Appropriate context and confirmation is required to demonstrate that material in the following and other relevant examples is connected to child sexual exploitation and abuse:

Identifying and taking appropriate action on this material can reduce new and ongoing opportunities for victimisation. For example, self-generated images can indicate a child is being groomed and coerced into producing images, or can be shared beyond the original recipient causing significant distress to the child.

Collaborate and Respond to Evolving Threat

Principle 9: Companies seek to take an informed global approach to combating online child sexual exploitation and abuse and to take into account the evolving threat landscape as part of their design and development processes.

Context: Criminal means and methods evolve quickly as offenders exploit new technology to commit online child sexual exploitation and abuse. To respond effectively to the evolving threat and changing behaviours, companies should seek to design their products with child safety in mind.
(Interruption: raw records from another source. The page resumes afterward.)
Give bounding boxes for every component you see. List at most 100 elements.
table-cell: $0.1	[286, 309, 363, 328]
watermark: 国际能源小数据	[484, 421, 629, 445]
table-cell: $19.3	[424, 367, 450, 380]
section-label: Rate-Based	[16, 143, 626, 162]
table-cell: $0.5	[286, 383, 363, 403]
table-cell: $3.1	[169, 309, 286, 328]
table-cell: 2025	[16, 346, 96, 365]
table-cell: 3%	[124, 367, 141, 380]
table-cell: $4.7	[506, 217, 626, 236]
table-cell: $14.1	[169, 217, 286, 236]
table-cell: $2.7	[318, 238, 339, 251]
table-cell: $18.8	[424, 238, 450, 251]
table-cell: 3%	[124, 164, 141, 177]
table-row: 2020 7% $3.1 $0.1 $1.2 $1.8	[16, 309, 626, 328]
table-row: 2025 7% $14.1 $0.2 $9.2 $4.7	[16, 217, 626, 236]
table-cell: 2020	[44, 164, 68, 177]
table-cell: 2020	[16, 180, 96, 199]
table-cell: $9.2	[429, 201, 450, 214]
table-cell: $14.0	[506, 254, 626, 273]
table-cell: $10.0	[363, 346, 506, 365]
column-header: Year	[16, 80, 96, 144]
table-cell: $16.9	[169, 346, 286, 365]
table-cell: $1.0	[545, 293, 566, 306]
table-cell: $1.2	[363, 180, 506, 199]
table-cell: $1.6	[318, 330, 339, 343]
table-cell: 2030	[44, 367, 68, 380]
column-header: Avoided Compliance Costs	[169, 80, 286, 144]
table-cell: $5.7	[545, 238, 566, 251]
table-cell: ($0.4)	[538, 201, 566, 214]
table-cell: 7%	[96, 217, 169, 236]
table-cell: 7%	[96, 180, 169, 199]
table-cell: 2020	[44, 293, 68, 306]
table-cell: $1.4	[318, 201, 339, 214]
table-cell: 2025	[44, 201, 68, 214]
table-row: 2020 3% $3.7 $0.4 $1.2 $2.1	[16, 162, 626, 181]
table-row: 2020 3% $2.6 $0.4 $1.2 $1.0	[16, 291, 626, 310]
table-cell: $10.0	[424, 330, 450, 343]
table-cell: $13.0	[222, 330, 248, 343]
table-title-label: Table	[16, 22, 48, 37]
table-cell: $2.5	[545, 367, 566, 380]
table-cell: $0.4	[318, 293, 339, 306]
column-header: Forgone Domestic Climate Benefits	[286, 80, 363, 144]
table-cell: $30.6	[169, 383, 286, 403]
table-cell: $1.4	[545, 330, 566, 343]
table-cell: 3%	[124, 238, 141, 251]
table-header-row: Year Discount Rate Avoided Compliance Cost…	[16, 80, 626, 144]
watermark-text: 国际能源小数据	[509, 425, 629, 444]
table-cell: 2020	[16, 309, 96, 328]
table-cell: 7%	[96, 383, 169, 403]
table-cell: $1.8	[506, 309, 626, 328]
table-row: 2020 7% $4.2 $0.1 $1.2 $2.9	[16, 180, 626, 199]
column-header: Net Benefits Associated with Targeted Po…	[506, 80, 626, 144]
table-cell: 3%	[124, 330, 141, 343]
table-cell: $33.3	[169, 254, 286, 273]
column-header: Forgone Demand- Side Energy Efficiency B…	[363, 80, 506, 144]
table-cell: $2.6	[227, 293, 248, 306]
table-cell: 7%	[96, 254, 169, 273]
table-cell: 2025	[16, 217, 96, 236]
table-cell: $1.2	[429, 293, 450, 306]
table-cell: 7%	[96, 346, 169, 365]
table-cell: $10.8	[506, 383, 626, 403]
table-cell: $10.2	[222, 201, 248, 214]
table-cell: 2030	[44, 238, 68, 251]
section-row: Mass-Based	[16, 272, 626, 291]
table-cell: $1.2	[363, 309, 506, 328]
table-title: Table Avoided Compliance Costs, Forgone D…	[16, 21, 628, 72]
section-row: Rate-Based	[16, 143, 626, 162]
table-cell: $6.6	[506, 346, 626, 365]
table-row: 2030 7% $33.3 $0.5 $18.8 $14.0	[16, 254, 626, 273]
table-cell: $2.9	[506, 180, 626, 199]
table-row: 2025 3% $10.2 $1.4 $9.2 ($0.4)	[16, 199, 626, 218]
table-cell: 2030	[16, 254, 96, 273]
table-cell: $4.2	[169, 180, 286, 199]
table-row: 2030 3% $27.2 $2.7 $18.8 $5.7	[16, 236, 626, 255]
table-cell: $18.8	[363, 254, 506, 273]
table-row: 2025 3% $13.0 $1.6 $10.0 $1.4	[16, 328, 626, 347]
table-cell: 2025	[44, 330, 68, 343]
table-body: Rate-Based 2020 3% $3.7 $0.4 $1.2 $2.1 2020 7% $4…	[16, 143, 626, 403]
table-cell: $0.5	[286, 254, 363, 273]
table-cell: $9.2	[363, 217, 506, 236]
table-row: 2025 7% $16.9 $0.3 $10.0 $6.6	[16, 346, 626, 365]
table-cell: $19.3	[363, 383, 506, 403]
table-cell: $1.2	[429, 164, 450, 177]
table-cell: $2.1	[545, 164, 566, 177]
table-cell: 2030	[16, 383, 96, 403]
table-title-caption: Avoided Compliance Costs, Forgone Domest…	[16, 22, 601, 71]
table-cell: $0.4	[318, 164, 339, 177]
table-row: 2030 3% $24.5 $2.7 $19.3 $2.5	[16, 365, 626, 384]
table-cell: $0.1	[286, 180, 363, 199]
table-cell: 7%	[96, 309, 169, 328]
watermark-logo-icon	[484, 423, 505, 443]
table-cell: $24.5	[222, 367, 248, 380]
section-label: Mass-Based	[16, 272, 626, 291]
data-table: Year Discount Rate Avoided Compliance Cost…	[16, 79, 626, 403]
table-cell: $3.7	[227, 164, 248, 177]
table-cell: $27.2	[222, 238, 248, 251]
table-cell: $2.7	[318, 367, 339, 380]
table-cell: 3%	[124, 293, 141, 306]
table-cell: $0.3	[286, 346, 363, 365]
This includes routinely reviewing efforts to tackle child sexual exploitation and abuse, adapting internal processes and technology, participating in multi-stakeholder processes to keep up to date with the threat landscape, collaborating across industry and considering the privacy interests of their users alongside safety protections for children.

Principle 10: Companies support opportunities to share relevant expertise, helpful practices, data and tools where appropriate and feasible.

Context: Companies have been working together, sharing helpful practices, data, tools and techniques for many years via a range of collaborative forums and non-governmental organisations. Companies plan to continue to expand this collaborative work, sharing outcomes and outputs across the technology sector.

Principle 11: Companies seek to regularly publish or share meaningful data and insights on their efforts to combat child sexual exploitation and abuse.

Context: Regular and transparent reporting will improve available data about the production, distribution, blocking and removal of child sexual exploitation and abuse. Combined with data from governments and non-governmental organisations, this will result in a better understanding of the threat and provide support for ongoing initiatives to combat this crime. Reporting will also ensure cooperative efforts between governments, law enforcement agencies, companies and other stakeholders are focussed on areas of greatest need.